I agree with what others have said. I think you will be much happier with a rip saw, be it japanese or western, than you would with a crosscut. I strggled mightily with a cross cut dozuki, until I got my Adria. The problem was not that it was a japanese saw, it was the fact that it was filed crosscut, and required about 4 times as may strokes to finish the cut, which resulted in a very ragged kerf. I too like the wheel type Lee Valley marking gauge.
The key is being able to saw to a line. A little practice here will save a lot of frustration down the line (no pun intended). Find a practice board, and make a series of parallel lines along the end, in the same orientation as you would for the various dovetail pins and tails. Mark your stop lines then just practice cutting to the waste side of the lines, stopping without going throuh your stop line. When you have worked your way all across the board, cut away the kerfs, and start again. Go as long as your interest holds. Evaluate your work, and see what you need to improve upon. If you do this a few times every day, within a few days you will note great improvement.
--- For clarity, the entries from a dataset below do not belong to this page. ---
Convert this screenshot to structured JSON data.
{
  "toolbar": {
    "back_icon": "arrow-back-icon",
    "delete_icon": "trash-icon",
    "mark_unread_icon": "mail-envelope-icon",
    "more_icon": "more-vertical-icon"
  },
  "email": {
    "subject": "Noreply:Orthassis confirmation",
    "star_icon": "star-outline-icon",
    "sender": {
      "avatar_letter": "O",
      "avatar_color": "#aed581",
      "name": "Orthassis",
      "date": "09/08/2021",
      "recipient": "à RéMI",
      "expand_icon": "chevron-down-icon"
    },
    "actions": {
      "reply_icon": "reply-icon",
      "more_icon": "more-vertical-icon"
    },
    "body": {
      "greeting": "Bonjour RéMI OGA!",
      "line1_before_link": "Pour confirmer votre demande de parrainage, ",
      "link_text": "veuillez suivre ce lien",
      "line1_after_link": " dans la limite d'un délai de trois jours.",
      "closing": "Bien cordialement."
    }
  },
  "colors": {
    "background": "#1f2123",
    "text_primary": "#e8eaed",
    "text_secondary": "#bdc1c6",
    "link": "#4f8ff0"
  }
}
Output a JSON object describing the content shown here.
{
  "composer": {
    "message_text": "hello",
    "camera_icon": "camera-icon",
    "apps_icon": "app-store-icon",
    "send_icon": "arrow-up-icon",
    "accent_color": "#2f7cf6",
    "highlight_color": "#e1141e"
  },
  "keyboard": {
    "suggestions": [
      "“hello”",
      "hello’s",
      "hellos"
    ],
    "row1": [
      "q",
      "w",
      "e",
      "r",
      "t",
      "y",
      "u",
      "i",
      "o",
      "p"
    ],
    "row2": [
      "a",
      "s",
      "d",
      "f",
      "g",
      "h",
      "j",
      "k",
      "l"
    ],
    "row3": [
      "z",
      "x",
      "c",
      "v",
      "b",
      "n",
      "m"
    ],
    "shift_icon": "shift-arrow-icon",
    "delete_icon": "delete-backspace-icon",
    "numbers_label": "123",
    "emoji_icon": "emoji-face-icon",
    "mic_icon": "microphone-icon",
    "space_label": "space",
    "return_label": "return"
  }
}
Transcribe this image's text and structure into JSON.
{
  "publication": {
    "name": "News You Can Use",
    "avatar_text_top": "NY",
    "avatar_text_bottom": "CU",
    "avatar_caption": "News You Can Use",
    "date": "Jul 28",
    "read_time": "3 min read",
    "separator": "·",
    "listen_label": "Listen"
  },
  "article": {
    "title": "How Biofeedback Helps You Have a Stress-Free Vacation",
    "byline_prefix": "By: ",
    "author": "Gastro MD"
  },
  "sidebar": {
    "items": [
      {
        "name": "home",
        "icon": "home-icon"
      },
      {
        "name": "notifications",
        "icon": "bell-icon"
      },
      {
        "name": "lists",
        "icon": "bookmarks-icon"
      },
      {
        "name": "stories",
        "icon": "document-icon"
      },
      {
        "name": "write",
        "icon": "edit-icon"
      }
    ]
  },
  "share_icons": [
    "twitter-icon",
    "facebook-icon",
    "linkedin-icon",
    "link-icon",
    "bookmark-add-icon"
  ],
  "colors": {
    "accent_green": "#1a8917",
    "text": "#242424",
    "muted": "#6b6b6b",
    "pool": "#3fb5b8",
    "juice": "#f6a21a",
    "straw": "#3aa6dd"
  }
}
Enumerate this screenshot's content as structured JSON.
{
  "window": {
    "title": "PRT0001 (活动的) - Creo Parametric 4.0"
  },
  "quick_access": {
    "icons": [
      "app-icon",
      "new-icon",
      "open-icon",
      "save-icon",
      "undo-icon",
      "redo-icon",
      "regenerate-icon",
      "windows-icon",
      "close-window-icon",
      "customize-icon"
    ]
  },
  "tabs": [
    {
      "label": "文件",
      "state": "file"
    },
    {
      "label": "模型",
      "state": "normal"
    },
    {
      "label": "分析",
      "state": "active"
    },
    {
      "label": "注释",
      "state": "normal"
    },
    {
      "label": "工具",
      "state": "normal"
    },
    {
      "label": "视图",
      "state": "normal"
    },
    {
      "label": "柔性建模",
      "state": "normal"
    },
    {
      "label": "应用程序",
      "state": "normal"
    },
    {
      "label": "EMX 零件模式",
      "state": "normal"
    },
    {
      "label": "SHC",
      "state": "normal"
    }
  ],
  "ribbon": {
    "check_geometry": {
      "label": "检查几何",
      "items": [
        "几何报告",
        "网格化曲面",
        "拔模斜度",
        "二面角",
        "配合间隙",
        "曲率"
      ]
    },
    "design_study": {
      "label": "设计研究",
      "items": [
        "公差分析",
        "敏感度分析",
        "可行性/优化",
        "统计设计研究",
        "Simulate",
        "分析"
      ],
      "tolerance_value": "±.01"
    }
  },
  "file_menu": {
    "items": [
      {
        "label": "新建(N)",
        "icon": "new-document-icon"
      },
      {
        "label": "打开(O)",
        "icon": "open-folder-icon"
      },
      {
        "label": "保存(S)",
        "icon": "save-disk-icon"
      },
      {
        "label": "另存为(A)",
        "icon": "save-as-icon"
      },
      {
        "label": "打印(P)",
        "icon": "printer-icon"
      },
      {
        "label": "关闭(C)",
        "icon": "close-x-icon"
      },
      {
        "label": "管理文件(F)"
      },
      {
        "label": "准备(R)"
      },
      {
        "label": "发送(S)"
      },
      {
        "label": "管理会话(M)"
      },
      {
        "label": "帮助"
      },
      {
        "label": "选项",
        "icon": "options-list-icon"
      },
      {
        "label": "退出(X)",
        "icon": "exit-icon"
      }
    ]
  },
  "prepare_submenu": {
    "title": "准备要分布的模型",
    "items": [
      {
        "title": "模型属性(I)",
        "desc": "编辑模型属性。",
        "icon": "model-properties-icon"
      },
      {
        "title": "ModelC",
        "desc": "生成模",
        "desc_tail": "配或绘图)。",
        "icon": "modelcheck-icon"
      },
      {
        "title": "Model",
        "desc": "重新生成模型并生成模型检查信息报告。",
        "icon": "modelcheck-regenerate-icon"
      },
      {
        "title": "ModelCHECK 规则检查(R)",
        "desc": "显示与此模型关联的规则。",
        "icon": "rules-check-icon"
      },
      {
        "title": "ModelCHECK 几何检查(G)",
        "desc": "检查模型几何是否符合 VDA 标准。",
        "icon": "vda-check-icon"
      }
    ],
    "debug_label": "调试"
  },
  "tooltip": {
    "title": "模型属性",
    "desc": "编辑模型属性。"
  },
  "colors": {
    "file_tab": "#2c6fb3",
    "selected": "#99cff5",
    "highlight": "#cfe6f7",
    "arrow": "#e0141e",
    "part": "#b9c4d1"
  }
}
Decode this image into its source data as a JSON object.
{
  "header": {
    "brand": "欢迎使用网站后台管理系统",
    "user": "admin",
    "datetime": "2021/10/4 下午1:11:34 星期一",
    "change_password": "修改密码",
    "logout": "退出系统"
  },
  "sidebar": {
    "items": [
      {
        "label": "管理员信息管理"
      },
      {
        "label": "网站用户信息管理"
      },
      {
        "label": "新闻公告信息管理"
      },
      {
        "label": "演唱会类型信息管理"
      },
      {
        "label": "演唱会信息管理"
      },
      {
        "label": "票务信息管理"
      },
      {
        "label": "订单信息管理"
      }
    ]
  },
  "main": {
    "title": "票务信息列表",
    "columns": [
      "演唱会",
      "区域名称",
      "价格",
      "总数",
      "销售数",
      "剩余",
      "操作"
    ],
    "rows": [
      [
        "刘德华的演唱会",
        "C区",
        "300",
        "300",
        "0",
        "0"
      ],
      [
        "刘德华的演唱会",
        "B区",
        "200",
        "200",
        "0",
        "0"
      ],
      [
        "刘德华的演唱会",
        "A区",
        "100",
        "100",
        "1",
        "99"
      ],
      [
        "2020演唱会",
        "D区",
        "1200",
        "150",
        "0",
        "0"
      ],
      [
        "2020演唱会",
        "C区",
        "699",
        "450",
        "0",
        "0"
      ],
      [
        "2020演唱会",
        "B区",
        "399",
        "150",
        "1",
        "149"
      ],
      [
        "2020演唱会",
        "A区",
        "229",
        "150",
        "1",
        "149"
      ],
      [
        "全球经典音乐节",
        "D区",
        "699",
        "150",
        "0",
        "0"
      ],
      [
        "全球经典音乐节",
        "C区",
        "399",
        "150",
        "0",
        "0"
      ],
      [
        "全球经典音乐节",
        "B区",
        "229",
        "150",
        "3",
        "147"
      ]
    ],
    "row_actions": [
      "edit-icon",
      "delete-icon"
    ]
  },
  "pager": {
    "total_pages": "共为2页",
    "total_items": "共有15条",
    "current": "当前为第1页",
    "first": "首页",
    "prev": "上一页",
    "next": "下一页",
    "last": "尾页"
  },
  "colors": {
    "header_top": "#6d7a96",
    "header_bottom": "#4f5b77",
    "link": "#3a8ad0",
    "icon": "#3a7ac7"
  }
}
One little tip I discovered quite by accident. is that particulary when making an angled cut, I do better if I start the cut while looking only with my dominant eye, which for me is the left. When using both eyes, while I can see more clearly, I have a built in error in the angle, pulling slightly to the left, especially when cutting the tails. If I remember to close the right eye when starting the cut, the error goes away or is reduced significantly. If just the right eye is open, the error is even greater. Once the blade is started, i can open the other eye, as the path is set. If you are having trouble sawing straight, try experimenting in this manner, see if it helps. for me, it has saved a LOT of frustration.
There is another video by Frank Klause (SP?) who has a very different approach than Cosman, which might interest you. Try several different techniques and find the one which suits you best.